CHARLES KINGSLEY WEBSTER
The calling of Professor Charles Kingsley Webster to the chair of International History at the London School of Economics will be especially felt by the many who appreciated the unique position he held in the History Department at Harvard. The qualities by which he impressed the Freshmen in History 1 and the graduates in History 29 were not always identical, but they were always virile and arresting. In essence they sprang from his ability to interpret history in terms of human motives, a talent which many lecturers inadvertently bury in the leaves of ancient volumes.
One of the clearest recollections which most people carry from History 1 is of the indefinable air of contemper-anconsness which Professor Webster gave to the whole period from the Congress of Vienna to the World War. Part of the effect came from the impassive manner in which he pronounced critical judgement on long dead statesmen with all the genial dogmatism of an old friend; part from the illuminating anecdotes which punctuate his lectures.

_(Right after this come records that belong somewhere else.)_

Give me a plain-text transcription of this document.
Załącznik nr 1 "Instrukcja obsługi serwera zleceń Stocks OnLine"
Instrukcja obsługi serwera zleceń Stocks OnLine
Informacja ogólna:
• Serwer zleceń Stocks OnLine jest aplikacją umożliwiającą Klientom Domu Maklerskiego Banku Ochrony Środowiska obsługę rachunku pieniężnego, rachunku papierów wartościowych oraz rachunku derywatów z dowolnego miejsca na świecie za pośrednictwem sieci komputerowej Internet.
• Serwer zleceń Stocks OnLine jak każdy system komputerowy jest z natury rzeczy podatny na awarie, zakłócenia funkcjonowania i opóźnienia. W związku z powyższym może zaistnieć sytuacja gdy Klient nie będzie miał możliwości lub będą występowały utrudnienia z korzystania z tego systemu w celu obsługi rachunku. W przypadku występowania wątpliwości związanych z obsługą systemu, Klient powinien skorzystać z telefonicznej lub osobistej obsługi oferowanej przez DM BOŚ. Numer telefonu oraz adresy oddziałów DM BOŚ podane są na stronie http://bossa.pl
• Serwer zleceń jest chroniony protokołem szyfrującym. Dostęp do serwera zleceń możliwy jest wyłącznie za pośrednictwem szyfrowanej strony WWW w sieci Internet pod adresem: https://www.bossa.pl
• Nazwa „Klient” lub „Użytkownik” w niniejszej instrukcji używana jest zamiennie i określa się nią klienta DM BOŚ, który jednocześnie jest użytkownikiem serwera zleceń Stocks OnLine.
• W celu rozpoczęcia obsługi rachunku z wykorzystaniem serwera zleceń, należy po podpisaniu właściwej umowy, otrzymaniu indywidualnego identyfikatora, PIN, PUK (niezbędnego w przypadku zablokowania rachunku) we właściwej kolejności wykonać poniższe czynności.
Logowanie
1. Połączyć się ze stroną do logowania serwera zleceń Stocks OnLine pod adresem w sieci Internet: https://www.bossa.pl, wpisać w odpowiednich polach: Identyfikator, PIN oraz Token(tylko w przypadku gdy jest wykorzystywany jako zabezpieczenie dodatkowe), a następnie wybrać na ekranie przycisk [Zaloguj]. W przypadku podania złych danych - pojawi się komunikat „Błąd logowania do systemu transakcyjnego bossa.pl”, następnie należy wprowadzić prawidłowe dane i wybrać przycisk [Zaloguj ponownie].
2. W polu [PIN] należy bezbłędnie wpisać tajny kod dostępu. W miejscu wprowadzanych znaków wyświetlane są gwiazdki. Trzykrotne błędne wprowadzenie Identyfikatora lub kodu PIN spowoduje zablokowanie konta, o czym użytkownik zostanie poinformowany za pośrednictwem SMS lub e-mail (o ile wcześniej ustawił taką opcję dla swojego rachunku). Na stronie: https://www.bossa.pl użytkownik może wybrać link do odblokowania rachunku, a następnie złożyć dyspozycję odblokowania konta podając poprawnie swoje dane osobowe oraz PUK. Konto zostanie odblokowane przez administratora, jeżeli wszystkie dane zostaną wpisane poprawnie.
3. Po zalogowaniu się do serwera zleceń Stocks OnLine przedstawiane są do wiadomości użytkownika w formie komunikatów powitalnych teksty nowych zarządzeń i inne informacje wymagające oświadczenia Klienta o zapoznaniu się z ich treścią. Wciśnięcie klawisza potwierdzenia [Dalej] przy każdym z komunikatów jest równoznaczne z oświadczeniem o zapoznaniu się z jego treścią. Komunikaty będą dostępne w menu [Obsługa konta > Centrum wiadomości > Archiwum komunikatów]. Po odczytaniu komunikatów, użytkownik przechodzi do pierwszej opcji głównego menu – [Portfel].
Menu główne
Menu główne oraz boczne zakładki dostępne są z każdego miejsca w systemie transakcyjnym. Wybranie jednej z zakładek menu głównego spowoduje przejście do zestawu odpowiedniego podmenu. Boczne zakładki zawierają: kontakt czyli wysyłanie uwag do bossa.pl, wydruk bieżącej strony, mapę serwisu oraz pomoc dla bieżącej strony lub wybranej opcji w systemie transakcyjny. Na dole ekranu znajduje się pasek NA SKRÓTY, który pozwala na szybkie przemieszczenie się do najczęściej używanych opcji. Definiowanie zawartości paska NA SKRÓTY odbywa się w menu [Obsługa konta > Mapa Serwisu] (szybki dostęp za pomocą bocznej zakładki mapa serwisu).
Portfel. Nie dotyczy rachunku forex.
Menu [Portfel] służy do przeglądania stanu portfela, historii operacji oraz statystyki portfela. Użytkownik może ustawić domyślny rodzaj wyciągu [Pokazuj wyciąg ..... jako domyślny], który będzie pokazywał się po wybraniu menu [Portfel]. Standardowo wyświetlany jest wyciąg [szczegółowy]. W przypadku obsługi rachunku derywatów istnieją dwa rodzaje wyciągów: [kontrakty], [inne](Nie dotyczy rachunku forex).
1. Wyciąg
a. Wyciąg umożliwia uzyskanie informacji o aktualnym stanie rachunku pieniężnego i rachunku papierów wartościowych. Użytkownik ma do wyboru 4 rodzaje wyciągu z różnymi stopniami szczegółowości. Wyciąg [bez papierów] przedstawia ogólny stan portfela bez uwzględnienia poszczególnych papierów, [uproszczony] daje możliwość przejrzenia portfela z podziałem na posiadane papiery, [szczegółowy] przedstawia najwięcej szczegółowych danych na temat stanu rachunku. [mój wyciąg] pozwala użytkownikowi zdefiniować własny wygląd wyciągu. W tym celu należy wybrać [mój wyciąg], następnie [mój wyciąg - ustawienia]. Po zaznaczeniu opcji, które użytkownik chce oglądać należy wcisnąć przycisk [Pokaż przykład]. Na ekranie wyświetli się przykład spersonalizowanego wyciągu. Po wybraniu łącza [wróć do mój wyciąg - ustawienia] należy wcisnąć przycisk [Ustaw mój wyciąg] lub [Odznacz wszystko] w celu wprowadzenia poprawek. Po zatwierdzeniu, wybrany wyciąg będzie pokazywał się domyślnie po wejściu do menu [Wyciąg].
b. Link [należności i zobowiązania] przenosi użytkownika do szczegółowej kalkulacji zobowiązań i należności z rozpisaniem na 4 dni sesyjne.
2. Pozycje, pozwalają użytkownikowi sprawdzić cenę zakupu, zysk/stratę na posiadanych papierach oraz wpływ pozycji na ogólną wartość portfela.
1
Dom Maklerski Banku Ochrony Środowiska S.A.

Those who followed him beyond the pale of History 1 are probably more conscious of the originality which informed his work and led to revision of the contemporary estimate of Lord Castlereagh. The personal experience of the making of history which he acquired at the Conference of Paris is equally notable part of his equipment. It lends to his opinions a realism and authority rare enough in the field of history to make his transfer to London next September a distinct loss for Harvard.